Our director, Angela Bonacasa, was a certified stage combat instructor and her ability to choreograph movement proved invaluable in the blocking, especially of the scene where the shooting of the calendar takes place, particularly the December month, where all the women are naked. This scene certainly took the longest to block, as the movement and timing has to be precise. Angela and our whole crew could not have been more patient and considerate of our insecurities and the nudity happened in carefully planned steps, but finally there came a rehearsal when we were ready to just do it. We were all in this together. No-one flinched. We reveled in each other’s beauty and adventurous spirit, just like in the play.

All of us were local actors and most of us had worked together before. What a privilege it was to reconnect again, to bond together through this life affirming play.  As it turned out, students, parents, colleagues, my own children and the wider regional audience loved the play.
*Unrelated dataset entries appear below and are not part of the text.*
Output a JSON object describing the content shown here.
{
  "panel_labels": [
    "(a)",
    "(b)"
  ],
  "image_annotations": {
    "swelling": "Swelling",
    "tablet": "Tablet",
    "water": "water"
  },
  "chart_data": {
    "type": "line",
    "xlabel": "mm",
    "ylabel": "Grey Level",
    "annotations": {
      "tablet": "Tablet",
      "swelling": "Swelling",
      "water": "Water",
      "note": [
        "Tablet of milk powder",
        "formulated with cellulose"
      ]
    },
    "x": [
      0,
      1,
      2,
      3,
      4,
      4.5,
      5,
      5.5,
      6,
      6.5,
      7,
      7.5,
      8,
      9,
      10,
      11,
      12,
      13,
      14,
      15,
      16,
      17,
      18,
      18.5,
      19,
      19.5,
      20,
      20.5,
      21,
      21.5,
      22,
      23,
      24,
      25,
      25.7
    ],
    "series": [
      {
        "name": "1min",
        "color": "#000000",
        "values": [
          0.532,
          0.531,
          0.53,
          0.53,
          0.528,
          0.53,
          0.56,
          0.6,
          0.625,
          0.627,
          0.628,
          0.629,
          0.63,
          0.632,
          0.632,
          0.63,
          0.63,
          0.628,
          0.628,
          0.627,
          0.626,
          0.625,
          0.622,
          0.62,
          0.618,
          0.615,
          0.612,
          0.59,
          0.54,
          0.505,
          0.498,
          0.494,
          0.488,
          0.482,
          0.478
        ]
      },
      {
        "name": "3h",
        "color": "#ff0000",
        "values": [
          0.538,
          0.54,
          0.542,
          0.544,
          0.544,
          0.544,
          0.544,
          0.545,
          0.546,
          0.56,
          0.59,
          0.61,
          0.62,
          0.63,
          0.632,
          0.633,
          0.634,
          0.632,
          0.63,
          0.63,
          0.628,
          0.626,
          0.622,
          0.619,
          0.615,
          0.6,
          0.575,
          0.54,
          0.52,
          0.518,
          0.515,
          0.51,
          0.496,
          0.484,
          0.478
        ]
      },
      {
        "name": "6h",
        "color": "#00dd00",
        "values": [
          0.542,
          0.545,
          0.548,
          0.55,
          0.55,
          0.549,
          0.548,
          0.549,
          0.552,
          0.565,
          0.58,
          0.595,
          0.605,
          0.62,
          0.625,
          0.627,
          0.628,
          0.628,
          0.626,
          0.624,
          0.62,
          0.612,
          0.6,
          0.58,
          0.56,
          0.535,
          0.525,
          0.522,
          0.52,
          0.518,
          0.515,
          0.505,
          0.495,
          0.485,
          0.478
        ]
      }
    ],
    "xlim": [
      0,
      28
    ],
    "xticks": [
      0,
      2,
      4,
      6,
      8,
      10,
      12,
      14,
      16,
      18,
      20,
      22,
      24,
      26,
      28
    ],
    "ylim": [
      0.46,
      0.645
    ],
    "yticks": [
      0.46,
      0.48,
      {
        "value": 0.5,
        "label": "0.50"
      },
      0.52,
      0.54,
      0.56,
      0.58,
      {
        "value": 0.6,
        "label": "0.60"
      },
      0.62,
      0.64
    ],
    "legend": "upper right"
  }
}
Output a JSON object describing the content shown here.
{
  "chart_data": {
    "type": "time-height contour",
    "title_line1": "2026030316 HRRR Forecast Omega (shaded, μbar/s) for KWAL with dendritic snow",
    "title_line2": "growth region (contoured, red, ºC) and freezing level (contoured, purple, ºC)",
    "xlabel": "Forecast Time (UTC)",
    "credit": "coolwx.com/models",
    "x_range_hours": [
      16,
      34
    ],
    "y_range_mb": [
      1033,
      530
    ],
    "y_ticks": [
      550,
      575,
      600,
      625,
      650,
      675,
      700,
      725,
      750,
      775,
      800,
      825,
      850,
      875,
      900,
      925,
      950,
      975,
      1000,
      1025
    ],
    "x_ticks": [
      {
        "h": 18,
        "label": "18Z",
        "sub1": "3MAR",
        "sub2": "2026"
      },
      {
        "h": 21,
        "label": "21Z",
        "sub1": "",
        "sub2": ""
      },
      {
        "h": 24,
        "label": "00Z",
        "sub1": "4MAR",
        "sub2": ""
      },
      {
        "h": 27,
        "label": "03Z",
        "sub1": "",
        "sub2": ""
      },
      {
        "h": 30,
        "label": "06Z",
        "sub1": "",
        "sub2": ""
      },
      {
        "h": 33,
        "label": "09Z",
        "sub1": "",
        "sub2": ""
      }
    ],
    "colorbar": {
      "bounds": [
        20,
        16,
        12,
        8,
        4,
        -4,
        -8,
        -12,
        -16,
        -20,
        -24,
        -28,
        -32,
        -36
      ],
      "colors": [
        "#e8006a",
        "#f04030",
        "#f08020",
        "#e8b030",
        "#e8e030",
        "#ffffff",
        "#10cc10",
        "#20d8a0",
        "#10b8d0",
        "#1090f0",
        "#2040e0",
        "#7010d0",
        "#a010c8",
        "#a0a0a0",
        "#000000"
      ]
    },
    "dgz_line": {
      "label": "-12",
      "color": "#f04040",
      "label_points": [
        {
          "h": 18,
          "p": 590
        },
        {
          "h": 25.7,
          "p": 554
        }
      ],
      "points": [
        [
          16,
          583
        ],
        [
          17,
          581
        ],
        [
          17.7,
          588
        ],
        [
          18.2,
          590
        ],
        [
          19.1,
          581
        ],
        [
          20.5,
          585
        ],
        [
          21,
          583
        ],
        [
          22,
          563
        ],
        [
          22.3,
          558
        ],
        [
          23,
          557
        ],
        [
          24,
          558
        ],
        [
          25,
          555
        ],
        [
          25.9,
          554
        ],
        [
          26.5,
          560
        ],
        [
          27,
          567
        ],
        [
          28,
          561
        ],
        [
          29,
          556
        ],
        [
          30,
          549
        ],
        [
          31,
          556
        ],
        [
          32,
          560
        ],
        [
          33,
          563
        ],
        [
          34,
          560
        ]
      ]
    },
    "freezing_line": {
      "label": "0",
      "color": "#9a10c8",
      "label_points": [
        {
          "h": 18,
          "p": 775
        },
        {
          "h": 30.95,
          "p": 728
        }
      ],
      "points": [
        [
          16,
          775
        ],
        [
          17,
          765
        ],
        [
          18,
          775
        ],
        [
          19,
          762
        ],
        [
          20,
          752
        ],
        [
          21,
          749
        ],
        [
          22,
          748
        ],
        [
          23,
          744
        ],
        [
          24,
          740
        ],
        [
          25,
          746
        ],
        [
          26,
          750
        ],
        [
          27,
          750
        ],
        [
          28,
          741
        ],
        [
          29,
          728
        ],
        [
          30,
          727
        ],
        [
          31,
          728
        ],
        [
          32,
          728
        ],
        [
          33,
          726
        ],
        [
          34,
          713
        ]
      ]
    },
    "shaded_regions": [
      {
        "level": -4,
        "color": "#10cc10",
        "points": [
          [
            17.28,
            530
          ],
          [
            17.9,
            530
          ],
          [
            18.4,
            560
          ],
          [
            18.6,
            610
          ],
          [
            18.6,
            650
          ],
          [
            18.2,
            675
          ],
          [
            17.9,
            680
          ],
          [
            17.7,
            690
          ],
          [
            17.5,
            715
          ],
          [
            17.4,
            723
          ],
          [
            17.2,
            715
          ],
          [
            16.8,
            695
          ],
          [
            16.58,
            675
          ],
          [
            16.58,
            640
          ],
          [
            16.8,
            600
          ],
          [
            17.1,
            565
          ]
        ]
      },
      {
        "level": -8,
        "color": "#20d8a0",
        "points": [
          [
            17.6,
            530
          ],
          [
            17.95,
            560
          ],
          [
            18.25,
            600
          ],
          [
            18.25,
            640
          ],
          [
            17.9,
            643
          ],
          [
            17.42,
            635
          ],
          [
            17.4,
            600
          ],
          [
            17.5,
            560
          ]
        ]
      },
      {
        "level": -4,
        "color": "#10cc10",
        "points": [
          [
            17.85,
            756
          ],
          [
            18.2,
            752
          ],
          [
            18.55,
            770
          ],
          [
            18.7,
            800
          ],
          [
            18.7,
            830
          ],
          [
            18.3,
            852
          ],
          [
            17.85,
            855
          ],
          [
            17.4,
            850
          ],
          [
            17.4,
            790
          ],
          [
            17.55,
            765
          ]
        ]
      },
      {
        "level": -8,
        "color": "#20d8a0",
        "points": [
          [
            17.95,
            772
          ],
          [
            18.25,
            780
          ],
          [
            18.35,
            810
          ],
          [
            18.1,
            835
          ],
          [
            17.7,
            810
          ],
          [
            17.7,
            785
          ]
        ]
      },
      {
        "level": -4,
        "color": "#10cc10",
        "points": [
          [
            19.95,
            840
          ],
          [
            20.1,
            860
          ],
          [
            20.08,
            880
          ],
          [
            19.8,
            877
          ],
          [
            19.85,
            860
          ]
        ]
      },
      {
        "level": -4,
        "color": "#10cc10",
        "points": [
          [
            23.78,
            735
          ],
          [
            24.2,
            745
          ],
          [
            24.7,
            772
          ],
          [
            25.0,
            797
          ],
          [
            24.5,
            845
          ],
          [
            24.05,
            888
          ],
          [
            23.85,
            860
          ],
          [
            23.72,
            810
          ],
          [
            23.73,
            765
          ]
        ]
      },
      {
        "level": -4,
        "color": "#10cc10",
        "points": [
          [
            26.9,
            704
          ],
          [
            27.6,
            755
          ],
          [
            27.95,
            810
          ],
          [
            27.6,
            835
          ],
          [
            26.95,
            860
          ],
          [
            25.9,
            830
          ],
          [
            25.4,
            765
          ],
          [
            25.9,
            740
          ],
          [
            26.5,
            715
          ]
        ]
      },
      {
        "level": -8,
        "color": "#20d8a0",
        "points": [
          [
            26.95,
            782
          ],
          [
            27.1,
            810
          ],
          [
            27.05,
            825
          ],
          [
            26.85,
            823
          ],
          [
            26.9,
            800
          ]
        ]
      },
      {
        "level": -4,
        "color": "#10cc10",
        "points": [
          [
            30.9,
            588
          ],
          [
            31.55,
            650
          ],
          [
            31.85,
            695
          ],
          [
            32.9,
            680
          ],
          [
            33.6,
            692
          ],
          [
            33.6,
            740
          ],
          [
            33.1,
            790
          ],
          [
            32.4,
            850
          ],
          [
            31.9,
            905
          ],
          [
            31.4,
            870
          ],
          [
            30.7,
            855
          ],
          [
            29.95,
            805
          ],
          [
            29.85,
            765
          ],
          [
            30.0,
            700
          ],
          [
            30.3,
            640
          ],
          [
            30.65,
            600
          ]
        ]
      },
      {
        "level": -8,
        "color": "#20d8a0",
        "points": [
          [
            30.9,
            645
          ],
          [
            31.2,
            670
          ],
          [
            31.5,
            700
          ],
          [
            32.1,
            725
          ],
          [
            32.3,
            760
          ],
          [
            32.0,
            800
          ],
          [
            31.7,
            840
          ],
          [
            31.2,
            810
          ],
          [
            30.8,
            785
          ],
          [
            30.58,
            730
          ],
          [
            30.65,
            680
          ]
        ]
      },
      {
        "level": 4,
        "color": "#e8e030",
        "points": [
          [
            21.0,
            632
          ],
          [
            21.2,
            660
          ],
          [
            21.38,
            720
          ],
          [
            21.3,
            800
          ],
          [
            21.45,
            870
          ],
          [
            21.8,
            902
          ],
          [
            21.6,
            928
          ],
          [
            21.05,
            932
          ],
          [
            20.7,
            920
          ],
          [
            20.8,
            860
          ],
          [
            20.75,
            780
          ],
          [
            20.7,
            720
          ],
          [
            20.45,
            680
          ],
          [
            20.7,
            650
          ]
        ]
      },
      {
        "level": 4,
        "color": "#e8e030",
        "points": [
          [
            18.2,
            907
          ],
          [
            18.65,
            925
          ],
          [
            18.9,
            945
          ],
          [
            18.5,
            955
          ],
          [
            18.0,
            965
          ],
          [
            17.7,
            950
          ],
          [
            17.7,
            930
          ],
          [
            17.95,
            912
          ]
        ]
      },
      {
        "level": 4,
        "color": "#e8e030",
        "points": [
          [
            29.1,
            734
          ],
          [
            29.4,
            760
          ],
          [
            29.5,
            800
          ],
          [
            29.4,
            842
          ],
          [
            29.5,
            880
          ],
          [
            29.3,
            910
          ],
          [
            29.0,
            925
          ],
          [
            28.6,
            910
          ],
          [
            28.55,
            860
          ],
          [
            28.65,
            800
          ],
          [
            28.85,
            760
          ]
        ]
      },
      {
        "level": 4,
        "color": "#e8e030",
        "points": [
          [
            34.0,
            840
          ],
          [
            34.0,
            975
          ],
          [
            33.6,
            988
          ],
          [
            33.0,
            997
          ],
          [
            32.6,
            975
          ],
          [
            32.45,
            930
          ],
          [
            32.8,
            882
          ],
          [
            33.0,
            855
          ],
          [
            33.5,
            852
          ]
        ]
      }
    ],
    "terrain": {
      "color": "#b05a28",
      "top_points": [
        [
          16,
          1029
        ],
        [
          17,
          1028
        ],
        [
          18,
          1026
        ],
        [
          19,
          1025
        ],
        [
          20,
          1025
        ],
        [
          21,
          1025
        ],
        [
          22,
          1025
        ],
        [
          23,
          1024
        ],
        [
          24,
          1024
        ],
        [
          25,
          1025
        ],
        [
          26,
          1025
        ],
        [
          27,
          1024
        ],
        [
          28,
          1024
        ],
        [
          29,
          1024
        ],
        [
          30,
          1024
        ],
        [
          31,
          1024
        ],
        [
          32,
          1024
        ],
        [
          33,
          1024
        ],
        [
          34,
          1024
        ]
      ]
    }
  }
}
Women friends shared their own stories of having created a nude calendar; parents confided they had seen me in Calendar Girls before we started their child’s conference; others referred to me with a wink as “Miss October;” colleagues said they had finally taken the step of buying a season subscription.  The metaphor of the sunflowers spoke to me personally. Here I was in my later stage of life with two married daughters and two grandchildren, yet having this glorious opportunity to tread the boards again. Bari chose to open the theater’s 43rd season with Calendar Girls in September 2016, when the sunflowers were still in bloom, and our set construction crew were able to visit and take pictures at a local farm with a field of sunflowers for inspiration, reminding us so beautifully of John’s words “that wherever light is, no matter how weak, these flowers will find it. Which is such an admirable thing.”